I'd say this weekend, now or never. Then if it doesn't happen, consider if this is what you want.

I'm assuming confused"that you'd be honest thought and say I never introduxing you. There will never be family Christmases or invites to their weddings. The children will never be step siblings. The issue is he's keeping OP dangling with the promise of more whilst not paying for his own power, food etc for more than half the week. He's put himself I ntbe middle of hers and her daughters life (yes op let him) but won't offer the same back

ALittleBitConfused1 · 04/12/2018 14:05

Im not sure i would.
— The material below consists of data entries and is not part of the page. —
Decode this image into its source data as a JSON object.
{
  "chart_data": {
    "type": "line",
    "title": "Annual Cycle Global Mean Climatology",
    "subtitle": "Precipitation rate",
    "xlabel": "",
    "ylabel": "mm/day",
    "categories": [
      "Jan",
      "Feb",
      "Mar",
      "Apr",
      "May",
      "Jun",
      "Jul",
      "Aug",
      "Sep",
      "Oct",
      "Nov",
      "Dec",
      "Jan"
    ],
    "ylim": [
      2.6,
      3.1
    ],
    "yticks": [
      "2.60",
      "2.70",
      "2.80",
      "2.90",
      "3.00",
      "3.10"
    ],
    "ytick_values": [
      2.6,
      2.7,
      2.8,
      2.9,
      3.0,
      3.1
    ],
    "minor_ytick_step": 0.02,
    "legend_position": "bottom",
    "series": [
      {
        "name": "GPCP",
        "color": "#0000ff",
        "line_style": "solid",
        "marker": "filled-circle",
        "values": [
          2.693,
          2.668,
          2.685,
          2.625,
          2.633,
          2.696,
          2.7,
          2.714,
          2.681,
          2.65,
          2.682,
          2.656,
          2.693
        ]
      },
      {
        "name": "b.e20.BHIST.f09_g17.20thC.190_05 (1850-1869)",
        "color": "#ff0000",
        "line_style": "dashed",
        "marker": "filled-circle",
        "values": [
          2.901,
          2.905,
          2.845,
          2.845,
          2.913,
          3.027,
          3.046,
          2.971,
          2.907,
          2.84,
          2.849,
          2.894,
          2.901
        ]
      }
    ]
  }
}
I wouldnt rsally see the point unless it came up in conversation. I wouldnt expect to meet someone elses family so i probably wouldnt bring it up. I cant be held responsible for other peoples assumptions but then i wouldnt ask or demand to spend christmas with someone else either. I make my plans for christmas with my son etc i would expect someone else to do the same.
But then im 40 odd and dont intend on living with someone again so i guess its a bit different.